Nosotros no reuníamos grandes multitudes, pero éramos persistentes y previsibles. Año tras año, mi familia y la comunidad compensaron su modesta presencia con el hecho de ser el más fiel y regular de los visitantes, dispuestos a correr el riesgo de ir a prisión en aras de un espectáculo no violento y un testimonio contra la guerra. Y aún estamos ahí. Cada lunes por la mañana, al romper el alba, un puñado de amigos desafía el frío (o el calor) y hace un largo viaje para plantarse con sus pancartas dentro del espacio vallado llamado “zona de libertad de palabra”.
Pero cuando se trata del estado de guerra, estamos en otra era más estricta y represiva. Los panfletos ya no están permitidos, tampoco las fotografías.
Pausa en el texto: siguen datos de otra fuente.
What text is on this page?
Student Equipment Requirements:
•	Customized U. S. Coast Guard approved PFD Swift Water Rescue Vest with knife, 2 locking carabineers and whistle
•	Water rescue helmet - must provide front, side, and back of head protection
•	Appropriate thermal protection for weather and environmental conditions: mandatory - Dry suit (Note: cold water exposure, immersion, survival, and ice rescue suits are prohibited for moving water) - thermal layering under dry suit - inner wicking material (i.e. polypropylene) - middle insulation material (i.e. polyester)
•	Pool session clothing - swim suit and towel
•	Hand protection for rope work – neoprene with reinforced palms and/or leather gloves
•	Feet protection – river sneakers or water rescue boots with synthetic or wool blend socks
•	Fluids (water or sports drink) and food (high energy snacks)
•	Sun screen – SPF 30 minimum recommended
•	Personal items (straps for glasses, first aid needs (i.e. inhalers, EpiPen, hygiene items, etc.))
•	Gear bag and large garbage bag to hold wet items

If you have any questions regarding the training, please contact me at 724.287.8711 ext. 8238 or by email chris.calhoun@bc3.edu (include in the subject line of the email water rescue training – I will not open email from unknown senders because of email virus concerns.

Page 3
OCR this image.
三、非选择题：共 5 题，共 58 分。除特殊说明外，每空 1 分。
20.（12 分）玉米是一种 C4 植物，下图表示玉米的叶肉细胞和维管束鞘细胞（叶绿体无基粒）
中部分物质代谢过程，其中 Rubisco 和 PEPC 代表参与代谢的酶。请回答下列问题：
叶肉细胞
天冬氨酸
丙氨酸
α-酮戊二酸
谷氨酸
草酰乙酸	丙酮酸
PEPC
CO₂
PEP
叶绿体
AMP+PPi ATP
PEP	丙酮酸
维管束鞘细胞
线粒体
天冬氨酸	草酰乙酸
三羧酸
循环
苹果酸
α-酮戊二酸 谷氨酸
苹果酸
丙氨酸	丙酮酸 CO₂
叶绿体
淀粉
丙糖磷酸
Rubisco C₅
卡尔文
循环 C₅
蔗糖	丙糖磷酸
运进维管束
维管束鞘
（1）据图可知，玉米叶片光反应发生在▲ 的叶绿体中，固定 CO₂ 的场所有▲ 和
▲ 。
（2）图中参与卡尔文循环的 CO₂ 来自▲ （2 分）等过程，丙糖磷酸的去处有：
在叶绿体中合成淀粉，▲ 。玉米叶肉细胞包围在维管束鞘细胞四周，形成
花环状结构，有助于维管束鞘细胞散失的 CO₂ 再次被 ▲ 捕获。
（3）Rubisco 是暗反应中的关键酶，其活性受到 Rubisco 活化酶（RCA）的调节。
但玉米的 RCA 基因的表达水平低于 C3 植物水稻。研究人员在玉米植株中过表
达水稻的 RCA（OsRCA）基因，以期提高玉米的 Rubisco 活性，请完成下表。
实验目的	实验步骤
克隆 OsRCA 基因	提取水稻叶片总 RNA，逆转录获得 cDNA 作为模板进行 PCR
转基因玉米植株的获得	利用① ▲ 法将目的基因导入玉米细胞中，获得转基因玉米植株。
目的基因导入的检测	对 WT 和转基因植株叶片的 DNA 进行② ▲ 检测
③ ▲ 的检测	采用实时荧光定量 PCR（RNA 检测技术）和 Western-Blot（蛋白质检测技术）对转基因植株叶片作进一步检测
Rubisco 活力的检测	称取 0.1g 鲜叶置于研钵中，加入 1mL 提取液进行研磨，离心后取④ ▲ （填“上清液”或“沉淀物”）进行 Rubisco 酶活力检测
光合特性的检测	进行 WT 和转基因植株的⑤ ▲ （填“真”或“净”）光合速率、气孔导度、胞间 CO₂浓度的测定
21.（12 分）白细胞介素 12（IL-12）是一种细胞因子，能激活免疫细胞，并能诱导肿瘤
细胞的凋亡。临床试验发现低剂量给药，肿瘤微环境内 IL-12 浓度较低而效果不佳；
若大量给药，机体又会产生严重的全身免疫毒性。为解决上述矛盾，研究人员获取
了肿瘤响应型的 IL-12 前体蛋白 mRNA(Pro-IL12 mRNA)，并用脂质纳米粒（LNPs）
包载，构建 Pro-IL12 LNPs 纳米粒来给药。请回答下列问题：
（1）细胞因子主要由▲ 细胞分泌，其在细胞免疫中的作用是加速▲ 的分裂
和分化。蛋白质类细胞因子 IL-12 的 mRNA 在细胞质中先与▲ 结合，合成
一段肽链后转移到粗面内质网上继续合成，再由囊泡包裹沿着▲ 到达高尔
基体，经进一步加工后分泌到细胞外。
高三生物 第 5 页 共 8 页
Cualquier actividad o demostración fuera del pequeño espacio vallado implica la inmediata detención, que a menudo ocurre sin la presencia mediática o de cualquier otra atención.
Desde el 11 de septiembre de 2001, la naturaleza misma de la guerra se ha modificado. En realidad, aparte del metafórico “gobal” ya no hay un campo de batalla, tampoco ninguna clara delimitación entre civiles y combatientes. No hay una primera línea. Ahora, la guerra es total y ha adquirido una nueva dimensión: se lleva a cabo en el aire o en tierra, en ella intervienen seres humanos y robots, puede ser online o cibernética.
En este cambio, la “huella” del Pentágono se ha ido transformando. Por supuesto, el vuelo 77 de American Airlines destruyó el 11-S uno de los lados del edificio y mató a 125 personas. Incluidas en los trabajos de reconstrucción, hubo una cantidad de mejoras en la seguridad; también se realizaron modificaciones físicas para que los visitantes –incluso los manifestantes– no pudieran llegar a ningún sitio sin atravesar una serie de registros y reconocimientos.
Al mismo tiempo, monstruosamente enorme como es, el Pentágono ya no es un espacio único, en edificio único. A su manera, en la era posterior al 11-S, el Pentágono y el complejo de empresas militares que le prestan servicio y se sirven de él se han diseminado por todo el norte del estado de Virginia. Es posible encontrar un mini-Pentágono en el departamento de Seguridad Interior y otro en el de Estado, por no hablar de los innumerables departamentos de policía de todo el país.
Mucho ha cambiado, pero el Reloj de Juicio Final está funcionando otra vez en su cuenta atrás desde los tres minutes hacia la Medianoche Nuclear y las guerras siguen ensangrentando el mundo en cada tic-tac. Han pasado unos años desde mi última visita al Tío Pentágono. Estoy bastante atrasada.
*Frida Berrigan es autora de Runs in the Family: On Being Raised by Radicals and Growing into Rebellious Motherhood (OR Books, 2015). Es colaboradora regular de TomDispatch, escribe la columna Little Insurrections de WagingNonviolence.Org, participa en el equipo de la War Resisters League y en Witness Against Torture. Tiene tres hijos y vive en New London, Connecticut.